Dan Abdurrahman bin ‘Auf seorang yang berwatak
dinamis, kesenangannya dalam amal yang mulia di mana juga adanya …. Apabila ia
tidak sedang shalat di mesjid, dan tidak sedang berjihad dalam mempertahankan
Agama tentulah ia sedang mengurus perniagaannya yang berkembang pesat,
kafilah-kafilahnya membawa ke Madinah dari Mesir dan Syria barang-barang
muatan yang dapat memenuhi kebutuhan seluruh jazirah Arab berupa pakaian dan
makanan
Dan watak dinamisnya ini terlihat sangat menonjol,
ketika Kaum Muslimin hijrah ke Madinah …. Telah menjadi kebiasaan Rasul pada
waktu itu untuk mempersaudarakan dua orang shahabat, salah seorang dari
muhajirin warga Mekah dan yang lain dari Anshar penduduk Madinah.
Persaudaraan ini mencapai kesempurnaannya dengan cara
yang harmonis yang mempesonakan hati. Orang-orang Anshar penduduk Madinah
membagi dua seluruh kekayaan miliknya dengan saudaranya orang muhajirin . . . ,
sampai-sampai soal rumah tangga. Apabila ia beristeri dua orang diceraikannya
yang seorang untuk memperisteri saudaranya … !
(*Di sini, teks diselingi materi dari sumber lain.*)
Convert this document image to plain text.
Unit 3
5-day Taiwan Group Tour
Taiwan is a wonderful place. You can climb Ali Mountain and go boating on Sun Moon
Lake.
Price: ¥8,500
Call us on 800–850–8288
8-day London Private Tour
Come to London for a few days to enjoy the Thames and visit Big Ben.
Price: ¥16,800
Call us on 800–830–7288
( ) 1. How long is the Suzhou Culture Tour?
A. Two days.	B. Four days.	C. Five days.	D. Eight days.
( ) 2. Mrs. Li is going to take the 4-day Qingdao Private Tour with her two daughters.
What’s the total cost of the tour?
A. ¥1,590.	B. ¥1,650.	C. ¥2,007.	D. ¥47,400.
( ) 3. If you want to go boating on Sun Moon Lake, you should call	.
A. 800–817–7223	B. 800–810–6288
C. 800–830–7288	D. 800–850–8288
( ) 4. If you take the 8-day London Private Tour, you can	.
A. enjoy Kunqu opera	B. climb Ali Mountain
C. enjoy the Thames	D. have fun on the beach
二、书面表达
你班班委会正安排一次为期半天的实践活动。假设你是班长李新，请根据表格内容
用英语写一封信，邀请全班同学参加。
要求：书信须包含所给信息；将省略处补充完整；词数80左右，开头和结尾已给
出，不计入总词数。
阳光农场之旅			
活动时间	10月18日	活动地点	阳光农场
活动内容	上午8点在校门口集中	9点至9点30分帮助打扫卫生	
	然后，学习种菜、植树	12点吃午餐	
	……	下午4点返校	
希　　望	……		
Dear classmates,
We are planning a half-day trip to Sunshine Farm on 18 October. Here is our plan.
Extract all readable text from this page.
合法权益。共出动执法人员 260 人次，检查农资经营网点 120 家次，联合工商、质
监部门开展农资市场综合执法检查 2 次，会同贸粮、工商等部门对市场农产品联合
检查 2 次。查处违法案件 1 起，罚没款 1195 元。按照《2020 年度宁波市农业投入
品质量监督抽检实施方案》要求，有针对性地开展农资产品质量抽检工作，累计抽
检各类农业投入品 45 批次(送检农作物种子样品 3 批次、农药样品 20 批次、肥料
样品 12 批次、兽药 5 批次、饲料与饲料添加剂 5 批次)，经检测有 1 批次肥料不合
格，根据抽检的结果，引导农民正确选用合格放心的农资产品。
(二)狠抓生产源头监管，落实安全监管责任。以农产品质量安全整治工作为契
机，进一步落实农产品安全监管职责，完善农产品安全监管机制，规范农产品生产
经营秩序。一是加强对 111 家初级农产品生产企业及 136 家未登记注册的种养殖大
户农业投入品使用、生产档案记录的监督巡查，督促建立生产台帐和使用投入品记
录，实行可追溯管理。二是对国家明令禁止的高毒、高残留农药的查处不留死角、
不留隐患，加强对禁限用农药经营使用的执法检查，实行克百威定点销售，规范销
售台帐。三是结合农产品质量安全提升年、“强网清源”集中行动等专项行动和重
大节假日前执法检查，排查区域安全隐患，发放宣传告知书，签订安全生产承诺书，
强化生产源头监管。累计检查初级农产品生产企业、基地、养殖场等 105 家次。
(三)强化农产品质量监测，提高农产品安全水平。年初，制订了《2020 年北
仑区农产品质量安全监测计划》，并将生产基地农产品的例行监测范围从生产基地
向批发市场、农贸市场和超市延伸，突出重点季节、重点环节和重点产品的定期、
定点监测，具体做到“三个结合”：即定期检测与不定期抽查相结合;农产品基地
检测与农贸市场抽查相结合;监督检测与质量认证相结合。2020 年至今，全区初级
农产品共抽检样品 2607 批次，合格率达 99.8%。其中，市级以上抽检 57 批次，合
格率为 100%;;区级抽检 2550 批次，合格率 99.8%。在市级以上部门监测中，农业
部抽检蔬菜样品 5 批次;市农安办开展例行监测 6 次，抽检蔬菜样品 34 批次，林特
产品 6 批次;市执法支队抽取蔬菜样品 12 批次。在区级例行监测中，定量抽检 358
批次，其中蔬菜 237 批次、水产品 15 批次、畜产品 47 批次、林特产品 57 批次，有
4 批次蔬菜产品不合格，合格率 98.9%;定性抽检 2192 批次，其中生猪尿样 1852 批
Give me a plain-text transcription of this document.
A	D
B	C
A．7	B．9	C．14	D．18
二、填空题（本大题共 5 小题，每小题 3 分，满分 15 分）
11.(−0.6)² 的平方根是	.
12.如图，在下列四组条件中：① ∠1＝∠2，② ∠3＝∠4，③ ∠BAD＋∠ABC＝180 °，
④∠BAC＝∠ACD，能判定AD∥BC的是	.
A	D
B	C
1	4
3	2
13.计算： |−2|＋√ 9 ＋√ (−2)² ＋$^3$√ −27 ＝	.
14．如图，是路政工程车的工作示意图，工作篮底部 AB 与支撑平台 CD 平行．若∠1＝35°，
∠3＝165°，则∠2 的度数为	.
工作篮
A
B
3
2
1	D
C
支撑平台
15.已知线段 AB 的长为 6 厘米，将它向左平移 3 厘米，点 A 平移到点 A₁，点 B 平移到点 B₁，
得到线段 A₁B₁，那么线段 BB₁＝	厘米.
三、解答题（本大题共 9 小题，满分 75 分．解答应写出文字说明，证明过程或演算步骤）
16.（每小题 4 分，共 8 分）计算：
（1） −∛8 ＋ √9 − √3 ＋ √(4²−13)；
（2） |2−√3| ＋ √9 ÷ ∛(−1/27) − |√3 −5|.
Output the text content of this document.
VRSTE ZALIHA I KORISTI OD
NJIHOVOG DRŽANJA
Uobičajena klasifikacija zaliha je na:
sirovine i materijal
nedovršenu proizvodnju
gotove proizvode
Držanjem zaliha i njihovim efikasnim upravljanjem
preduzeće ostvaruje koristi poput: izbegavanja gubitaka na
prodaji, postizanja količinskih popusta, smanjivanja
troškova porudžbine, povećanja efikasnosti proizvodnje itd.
Ketika itu Rasul yang mulia mempersaudarakan antara
Abdurrahman bin ‘Auf dengan Sa’ad bin Rabi’ . . . Dan marilah kita dengarkan
shahabat yang mulia Anas bin Malik r.a. meriwayatkan kepada kita apa yang
terjadi:
” . . . dan berkatalah Sa’ad kepada Abdurrahman:
“Saudaraku, aku adalah penduduk Madinah yang kaya raya, silakan pilih separoh
hartaku dan ambillah! Dan aku mempunyai dua orang istri, coba perhatikan yang
lebih menarik perhatian anda, akan kuceraikan ia hingga anda dapat memperisterinya
… !”
Jawab Abdurrahman bin ‘Auf: “Moga-moga Allah memberkati
anda, istri dan harta anda! Tunjukkanlah letaknya pasar agar aku dapat berniaga
. . . !”
Abdurrahman pergi ke pasar, dan berjual belilah di
sana … ia pun beroleh keuntungan … !
Kehidupan Abdurrahman bin ‘Auf di Madinah baik semasa
Rasulullah saw. maupun sesudah wafatnya terus meningkat …. Barang apa saja yang
ia pegang dan dijadikannya pokok perniagaan pasti menguntungkannya. seluruh
usahanya ini ditujukan untuk mencapai ridla Allah semata, sebagai bekal di
alam baqa kelak … !
Yang menjadikan perniagaannya berhasil dan beroleh
berkat karena ia selalu bermodal dan berniaga barang yang halal dan menjauhkan
diri dari perbuatan haram bahkan yang syubhat …. Seterusnya yang menambah
kejayaan dan diperolehnya berkat, karena labanya bukan untuk Abdurrahman
sendiri . . . tapi di dalamnya terdapat bagian Allah yang ia penuhi dengan
setepattepatnya, pula digunakannya untuk memperkokoh hubungan kekeluargaan
serta membiayai sanak saudaranya, serta menyediakan perlengkapan yang
diperlukan tentara Islam ….
Bila jumlah modal niaga dan harta kekayaan yang
lainnya ditambah keuntungannya yang diperolehnya, maka jumlah kekayaan
Abdurrahman bin ‘Auf itu dapat diperkirakan apabila kita memperhatikan nilai
dan jumlah yang dibelanjakannya pada jalan Allah Rabbul’alamin! Pada suatu hari
ia mendengar Rasulullah saw. bersabda:—
“Wahai Ibnu ‘Auf! anda termasuk golongan orang kaya …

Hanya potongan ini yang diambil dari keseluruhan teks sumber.